By Tony Lauinger, State Chairman, Oklahomans For Life

Chief Justice M. John Kane IV

The Oklahoma Supreme Court on Tuesday handed down a narrow decision on abortion which has been strongly denounced by both pro-life advocates and promoters of abortion.

“We hold that the Oklahoma Constitution creates an inherent right of a pregnant woman to terminate a pregnancy when necessary to preserve her life,” the Court ruled in its 5-4 decision.

Justice Dana Kuehn, in her dissent, wrote, “It is not the job of this Court to create a right where none exists.  Nor is it the Court’s job to make policy decisions.”

Justice Richard Darby, in dissent, wrote, “The majority opinion purports to…find that–based on the Oklahoma statutory exception allowing abortions when necessary to preserve the life of the mother – -Oklahoma has a constitutional due process right to abortion if necessary to preserve the life of the mother.”

Chief Justice John Kane put that point into sharp focus: “Indeed, it takes more to be a fundamental right than merely to be exempted from criminal prosecution.” 

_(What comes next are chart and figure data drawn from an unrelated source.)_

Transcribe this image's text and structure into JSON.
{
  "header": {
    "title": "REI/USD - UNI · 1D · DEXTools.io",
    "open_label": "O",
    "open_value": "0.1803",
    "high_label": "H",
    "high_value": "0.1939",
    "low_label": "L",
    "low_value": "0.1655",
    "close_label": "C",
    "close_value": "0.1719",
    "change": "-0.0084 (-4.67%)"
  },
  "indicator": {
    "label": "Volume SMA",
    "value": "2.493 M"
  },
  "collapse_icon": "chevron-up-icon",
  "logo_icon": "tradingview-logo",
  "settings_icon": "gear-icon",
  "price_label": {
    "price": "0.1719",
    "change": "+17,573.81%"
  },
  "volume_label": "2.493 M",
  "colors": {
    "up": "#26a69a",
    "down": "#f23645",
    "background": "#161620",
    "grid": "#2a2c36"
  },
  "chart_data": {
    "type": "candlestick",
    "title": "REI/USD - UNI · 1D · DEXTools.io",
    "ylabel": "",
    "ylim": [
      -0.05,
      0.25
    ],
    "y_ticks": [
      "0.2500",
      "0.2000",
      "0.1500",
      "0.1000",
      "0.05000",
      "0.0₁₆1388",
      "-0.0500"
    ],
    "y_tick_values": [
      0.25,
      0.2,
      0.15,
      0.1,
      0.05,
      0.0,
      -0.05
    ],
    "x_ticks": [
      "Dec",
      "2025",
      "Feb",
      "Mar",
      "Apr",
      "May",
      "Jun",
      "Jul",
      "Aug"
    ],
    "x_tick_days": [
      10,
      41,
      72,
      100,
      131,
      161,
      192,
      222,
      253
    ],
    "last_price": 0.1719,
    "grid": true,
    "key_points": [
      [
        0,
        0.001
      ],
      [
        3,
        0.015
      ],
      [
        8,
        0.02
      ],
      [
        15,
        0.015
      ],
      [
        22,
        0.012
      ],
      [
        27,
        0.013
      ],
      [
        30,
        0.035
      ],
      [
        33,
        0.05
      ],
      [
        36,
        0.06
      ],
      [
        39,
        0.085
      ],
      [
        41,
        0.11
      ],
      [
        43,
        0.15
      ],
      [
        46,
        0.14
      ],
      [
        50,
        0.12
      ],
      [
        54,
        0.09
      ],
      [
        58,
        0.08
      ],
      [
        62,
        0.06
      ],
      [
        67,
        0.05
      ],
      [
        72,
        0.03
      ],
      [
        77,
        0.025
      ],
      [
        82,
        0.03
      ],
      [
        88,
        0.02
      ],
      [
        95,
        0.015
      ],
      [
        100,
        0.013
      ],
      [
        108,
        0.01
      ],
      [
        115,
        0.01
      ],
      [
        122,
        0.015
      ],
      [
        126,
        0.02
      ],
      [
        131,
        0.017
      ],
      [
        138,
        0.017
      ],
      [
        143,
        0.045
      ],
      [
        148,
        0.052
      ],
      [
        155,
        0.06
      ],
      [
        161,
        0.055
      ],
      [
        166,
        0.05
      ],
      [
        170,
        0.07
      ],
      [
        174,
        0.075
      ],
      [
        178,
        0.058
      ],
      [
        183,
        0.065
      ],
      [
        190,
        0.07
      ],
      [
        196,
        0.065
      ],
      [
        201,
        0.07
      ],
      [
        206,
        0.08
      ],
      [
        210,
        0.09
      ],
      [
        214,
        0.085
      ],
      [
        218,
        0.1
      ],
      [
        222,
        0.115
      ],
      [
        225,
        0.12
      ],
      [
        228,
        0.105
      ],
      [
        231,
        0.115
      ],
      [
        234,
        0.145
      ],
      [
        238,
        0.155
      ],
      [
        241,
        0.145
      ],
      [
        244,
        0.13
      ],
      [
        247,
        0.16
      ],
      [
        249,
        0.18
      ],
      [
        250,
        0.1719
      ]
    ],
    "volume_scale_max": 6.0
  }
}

The fourth of the pro-life dissenters, Justice Dustin Rowe, called attention to the pro-abortion majority’s statement that “We make no ruling on whether the Oklahoma Constitution provides a right to an elective termination of pregnancy…,” and then he observes, “I can only read this language as an attempt by the majority to leave the door open to further constitutional challenges, and certainly not to resolve this issue.”

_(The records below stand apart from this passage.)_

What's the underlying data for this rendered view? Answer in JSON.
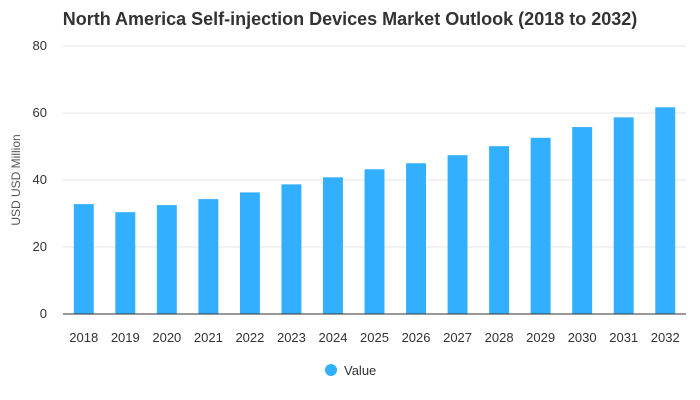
{
  "chart_data": {
    "type": "bar",
    "title": "North America Self-injection Devices Market Outlook (2018 to 2032)",
    "xlabel": "",
    "ylabel": "USD USD Million",
    "ylim": [
      0,
      80
    ],
    "yticks": [
      0,
      20,
      40,
      60,
      80
    ],
    "categories": [
      "2018",
      "2019",
      "2020",
      "2021",
      "2022",
      "2023",
      "2024",
      "2025",
      "2026",
      "2027",
      "2028",
      "2029",
      "2030",
      "2031",
      "2032"
    ],
    "series": [
      {
        "name": "Value",
        "color": "#33afff",
        "values": [
          32.8,
          30.4,
          32.5,
          34.3,
          36.3,
          38.7,
          40.8,
          43.2,
          45.0,
          47.4,
          50.1,
          52.6,
          55.8,
          58.7,
          61.7
        ]
      }
    ],
    "legend": "bottom-center",
    "grid": true
  }
}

Justice Kane took the majority to task by discussing the living human being whom the majority totally ignored – the unborn child. “The reason that the ‘life of the mother’ exceptions do not resolve the question is because the majority analysis wholly disregards the interest of the unborn.  The unborn have no voice, say, or consideration in the opinion of the majority…. The Court should adhere to the Constitution given to us, not craft what we believe to be a ‘better’ Constitution.”

The worst of it is, in determining whether an abortion is “necessary to preserve the life of the mother,” the Court has created a subjective standard which is virtually as broad as the health exception in Doe v. Bolton and which allows the abortionist to be as arbitrary as he wants.

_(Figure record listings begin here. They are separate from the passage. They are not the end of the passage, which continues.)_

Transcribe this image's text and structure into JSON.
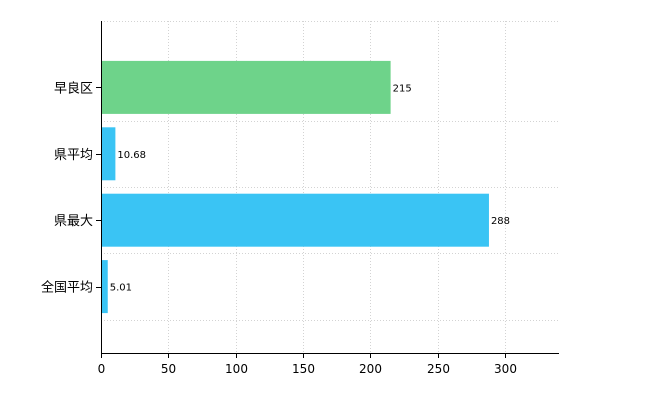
{
  "chart_data": {
    "type": "bar",
    "orientation": "horizontal",
    "categories": [
      "早良区",
      "県平均",
      "県最大",
      "全国平均"
    ],
    "values": [
      215,
      10.68,
      288,
      5.01
    ],
    "value_labels": [
      "215",
      "10.68",
      "288",
      "5.01"
    ],
    "colors": [
      "#6ed38a",
      "#3ac4f4",
      "#3ac4f4",
      "#3ac4f4"
    ],
    "xlim": [
      0,
      340
    ],
    "xticks": [
      0,
      50,
      100,
      150,
      200,
      250,
      300
    ],
    "xtick_labels": [
      "0",
      "50",
      "100",
      "150",
      "200",
      "250",
      "300"
    ],
    "grid": true,
    "title": "",
    "xlabel": "",
    "ylabel": ""
  }
}
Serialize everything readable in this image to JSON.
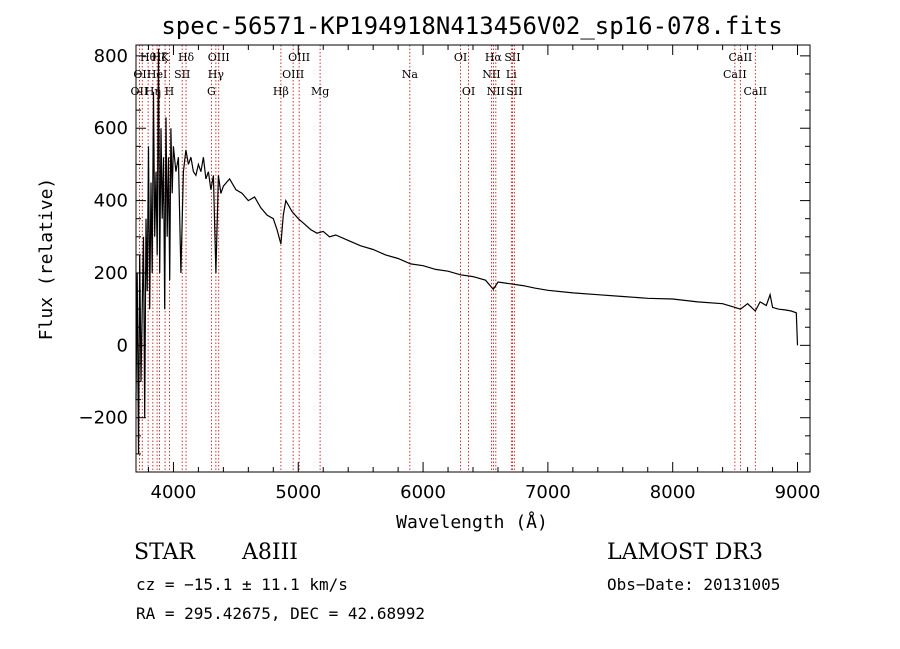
{
  "chart_data": {
    "type": "line",
    "title": "spec-56571-KP194918N413456V02_sp16-078.fits",
    "xlabel": "Wavelength (Å)",
    "ylabel": "Flux (relative)",
    "xlim": [
      3700,
      9100
    ],
    "ylim": [
      -350,
      830
    ],
    "xticks": [
      4000,
      5000,
      6000,
      7000,
      8000,
      9000
    ],
    "xtick_labels": [
      "4000",
      "5000",
      "6000",
      "7000",
      "8000",
      "9000"
    ],
    "yticks": [
      -200,
      0,
      200,
      400,
      600,
      800
    ],
    "ytick_labels": [
      "−200",
      "0",
      "200",
      "400",
      "600",
      "800"
    ],
    "series": [
      {
        "name": "flux",
        "x": [
          3700,
          3710,
          3720,
          3730,
          3740,
          3750,
          3760,
          3770,
          3780,
          3790,
          3800,
          3810,
          3820,
          3830,
          3840,
          3850,
          3860,
          3870,
          3880,
          3890,
          3900,
          3910,
          3920,
          3930,
          3940,
          3950,
          3960,
          3970,
          3980,
          3990,
          4000,
          4020,
          4040,
          4060,
          4080,
          4100,
          4120,
          4140,
          4160,
          4180,
          4200,
          4220,
          4240,
          4260,
          4280,
          4300,
          4320,
          4340,
          4360,
          4380,
          4400,
          4450,
          4500,
          4550,
          4600,
          4650,
          4700,
          4750,
          4800,
          4830,
          4861,
          4880,
          4900,
          4950,
          5000,
          5050,
          5100,
          5150,
          5200,
          5250,
          5300,
          5400,
          5500,
          5600,
          5700,
          5800,
          5900,
          6000,
          6100,
          6200,
          6300,
          6400,
          6500,
          6563,
          6600,
          6700,
          6800,
          6900,
          7000,
          7200,
          7400,
          7600,
          7800,
          8000,
          8200,
          8400,
          8500,
          8542,
          8600,
          8662,
          8700,
          8750,
          8780,
          8800,
          8850,
          8900,
          8950,
          8990,
          9000
        ],
        "y": [
          -150,
          200,
          -300,
          250,
          -100,
          100,
          300,
          -200,
          350,
          150,
          550,
          100,
          450,
          200,
          700,
          300,
          480,
          250,
          820,
          200,
          600,
          350,
          520,
          100,
          630,
          300,
          520,
          180,
          600,
          420,
          550,
          480,
          520,
          200,
          480,
          540,
          500,
          520,
          480,
          470,
          500,
          480,
          520,
          460,
          480,
          430,
          470,
          200,
          470,
          420,
          440,
          460,
          430,
          420,
          400,
          410,
          380,
          360,
          350,
          320,
          280,
          360,
          400,
          370,
          350,
          335,
          320,
          310,
          315,
          300,
          305,
          290,
          275,
          265,
          250,
          240,
          225,
          220,
          210,
          205,
          195,
          190,
          180,
          155,
          175,
          170,
          165,
          158,
          152,
          145,
          140,
          135,
          130,
          128,
          120,
          115,
          105,
          100,
          115,
          95,
          120,
          110,
          140,
          105,
          100,
          98,
          95,
          90,
          0
        ]
      }
    ],
    "lines": [
      {
        "x": 3727,
        "label": "OII",
        "row": 2
      },
      {
        "x": 3750,
        "label": "OII",
        "row": 1
      },
      {
        "x": 3797,
        "label": "Hθ",
        "row": 0
      },
      {
        "x": 3835,
        "label": "Hη",
        "row": 2
      },
      {
        "x": 3869,
        "label": "HeI",
        "row": 1
      },
      {
        "x": 3889,
        "label": "Hζ",
        "row": 0
      },
      {
        "x": 3933,
        "label": "K",
        "row": 0
      },
      {
        "x": 3968,
        "label": "H",
        "row": 2
      },
      {
        "x": 4070,
        "label": "SII",
        "row": 1
      },
      {
        "x": 4101,
        "label": "Hδ",
        "row": 0
      },
      {
        "x": 4304,
        "label": "G",
        "row": 2
      },
      {
        "x": 4340,
        "label": "Hγ",
        "row": 1
      },
      {
        "x": 4363,
        "label": "OIII",
        "row": 0
      },
      {
        "x": 4861,
        "label": "Hβ",
        "row": 2
      },
      {
        "x": 4959,
        "label": "OIII",
        "row": 1
      },
      {
        "x": 5007,
        "label": "OIII",
        "row": 0
      },
      {
        "x": 5175,
        "label": "Mg",
        "row": 2
      },
      {
        "x": 5894,
        "label": "Na",
        "row": 1
      },
      {
        "x": 6300,
        "label": "OI",
        "row": 0
      },
      {
        "x": 6364,
        "label": "OI",
        "row": 2
      },
      {
        "x": 6548,
        "label": "NII",
        "row": 1
      },
      {
        "x": 6563,
        "label": "Hα",
        "row": 0
      },
      {
        "x": 6583,
        "label": "NII",
        "row": 2
      },
      {
        "x": 6707,
        "label": "Li",
        "row": 1
      },
      {
        "x": 6716,
        "label": "SII",
        "row": 0
      },
      {
        "x": 6731,
        "label": "SII",
        "row": 2
      },
      {
        "x": 8498,
        "label": "CaII",
        "row": 1
      },
      {
        "x": 8542,
        "label": "CaII",
        "row": 0
      },
      {
        "x": 8662,
        "label": "CaII",
        "row": 2
      }
    ]
  },
  "info": {
    "object_class": "STAR",
    "subclass": "A8III",
    "survey": "LAMOST DR3",
    "redshift_line": "cz = −15.1 ± 11.1 km/s",
    "obs_date": "Obs−Date: 20131005",
    "coords": "RA = 295.42675, DEC =  42.68992"
  }
}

While the decision was denounced by pro-life Oklahomans for the results-oriented lunge by the majority to create a contrived “constitutional right” to abortion upon which they undoubtedly hope to expand, the decision was simultaneously criticized harshly by the abortion industry for not having given them immediately what they want to restore: the ability once again to operate abortion facilities in Oklahoma.